Thursday, 12 August 2010

Rubik's cube

Rubik's cube is not mainstream O.R., but news about it has made the news today, with the proof that every scrambled position can be solved in 20 moves or less. The announcement is here. It is good when mathematics is covered in the press.

There is a slight link with O.R., but I won't exaggerate it. In theory, you could create a dynamic programming formulation of the problem of solving a scrambled cube. The state would be the description of the cube; the decision would be which of the possible moves to make next; the single stage cost would be one; and the objective would be the minimum number of moves needed to solve the cube from its present state. Stages would be identified with the objective value. But before anyone tries this, note that the researchers looked at 55,882,296 cases (states).

And for the last two years, I have shared an office with Peter Vamos, one of Erno Rubik's cousins.

Wednesday, 11 August 2010

Farewell to all that

Today I removed my last possessions from the university campus. Since I retired, I have had the privilege of a little working space on campus, in an office shared with several other active retired staff. I have used it for writing and editorial work, and valued the chance to see and talk with former colleagues.

Alas, that has now come to an end. The office is no longer to be free for the honorary staff, and so I decided to move my last few things home. As I did so, I thought back over the 35 years since I came to Exeter. It is unusual to have spent so much of one's entire working life in one place.

I have had six different offices, in three different buildings.

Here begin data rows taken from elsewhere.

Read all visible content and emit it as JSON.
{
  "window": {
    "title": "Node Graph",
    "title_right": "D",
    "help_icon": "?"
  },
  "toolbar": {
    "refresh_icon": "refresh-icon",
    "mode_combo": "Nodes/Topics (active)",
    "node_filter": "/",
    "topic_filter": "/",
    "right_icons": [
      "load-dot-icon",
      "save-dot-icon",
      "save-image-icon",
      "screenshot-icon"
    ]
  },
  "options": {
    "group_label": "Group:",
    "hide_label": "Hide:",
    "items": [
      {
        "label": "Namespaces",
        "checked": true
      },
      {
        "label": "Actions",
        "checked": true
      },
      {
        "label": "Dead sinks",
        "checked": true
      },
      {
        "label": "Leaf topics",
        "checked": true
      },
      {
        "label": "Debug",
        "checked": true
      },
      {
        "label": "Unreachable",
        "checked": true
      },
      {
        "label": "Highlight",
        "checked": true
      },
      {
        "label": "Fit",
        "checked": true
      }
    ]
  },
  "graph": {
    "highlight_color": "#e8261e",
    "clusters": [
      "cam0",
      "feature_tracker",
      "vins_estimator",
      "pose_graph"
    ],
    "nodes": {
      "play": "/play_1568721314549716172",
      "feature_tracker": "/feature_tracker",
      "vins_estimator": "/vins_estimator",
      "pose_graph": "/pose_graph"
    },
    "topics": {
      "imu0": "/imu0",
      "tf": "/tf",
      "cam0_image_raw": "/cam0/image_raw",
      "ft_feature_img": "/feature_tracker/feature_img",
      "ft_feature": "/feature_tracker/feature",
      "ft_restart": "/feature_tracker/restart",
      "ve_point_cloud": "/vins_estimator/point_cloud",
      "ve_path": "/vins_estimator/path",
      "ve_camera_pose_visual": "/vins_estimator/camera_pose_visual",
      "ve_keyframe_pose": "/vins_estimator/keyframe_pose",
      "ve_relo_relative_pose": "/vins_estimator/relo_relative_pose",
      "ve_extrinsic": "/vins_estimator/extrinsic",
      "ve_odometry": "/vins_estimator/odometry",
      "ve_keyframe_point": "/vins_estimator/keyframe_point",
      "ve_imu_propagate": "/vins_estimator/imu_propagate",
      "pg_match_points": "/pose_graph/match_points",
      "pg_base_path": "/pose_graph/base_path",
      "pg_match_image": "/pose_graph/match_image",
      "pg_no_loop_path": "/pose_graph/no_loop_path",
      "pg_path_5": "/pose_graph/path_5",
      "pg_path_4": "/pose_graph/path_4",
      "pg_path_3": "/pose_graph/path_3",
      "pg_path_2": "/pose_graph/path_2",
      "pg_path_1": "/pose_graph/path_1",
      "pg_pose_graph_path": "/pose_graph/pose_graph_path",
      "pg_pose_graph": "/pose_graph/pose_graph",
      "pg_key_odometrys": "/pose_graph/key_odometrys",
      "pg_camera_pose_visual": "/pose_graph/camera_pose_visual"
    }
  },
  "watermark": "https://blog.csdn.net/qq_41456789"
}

When I came, the data and programs for my research came with me in two card cabinets, each holding 10000 punched cards. When I left, I needed a USB stick to carry far more data and material. I regret that one of the datasets that was on punched cards has been lost; it can never be replaced, and there was scope for some more statistical analysis to be done on it. Some of the research publications that I had used for my PhD research were on microfiche; that is a medium which has practically disappeared. When I came, I already had a small collection of books and journals that filled about 12ft of shelf space. Even with pruning, I have three times that space for professional material.

When I started, the language of choice for programming was Fortran. That was my fifth language (after Algol 60, Titan Autocode, Basic, CSL). We progressed through Simula, Pascal, C and C++. The first desktop computer we used was a PET, but we never did any research on it. A research grant provided a more substantial machine in 1981 or 82, which used 8inch floppy discs, and compiled a Pascal program in about 20 minutes! Olivetti PCs arrived in 1986, and thereafter most of my computing was based on PCs.

What changes will there be in the next 35 years?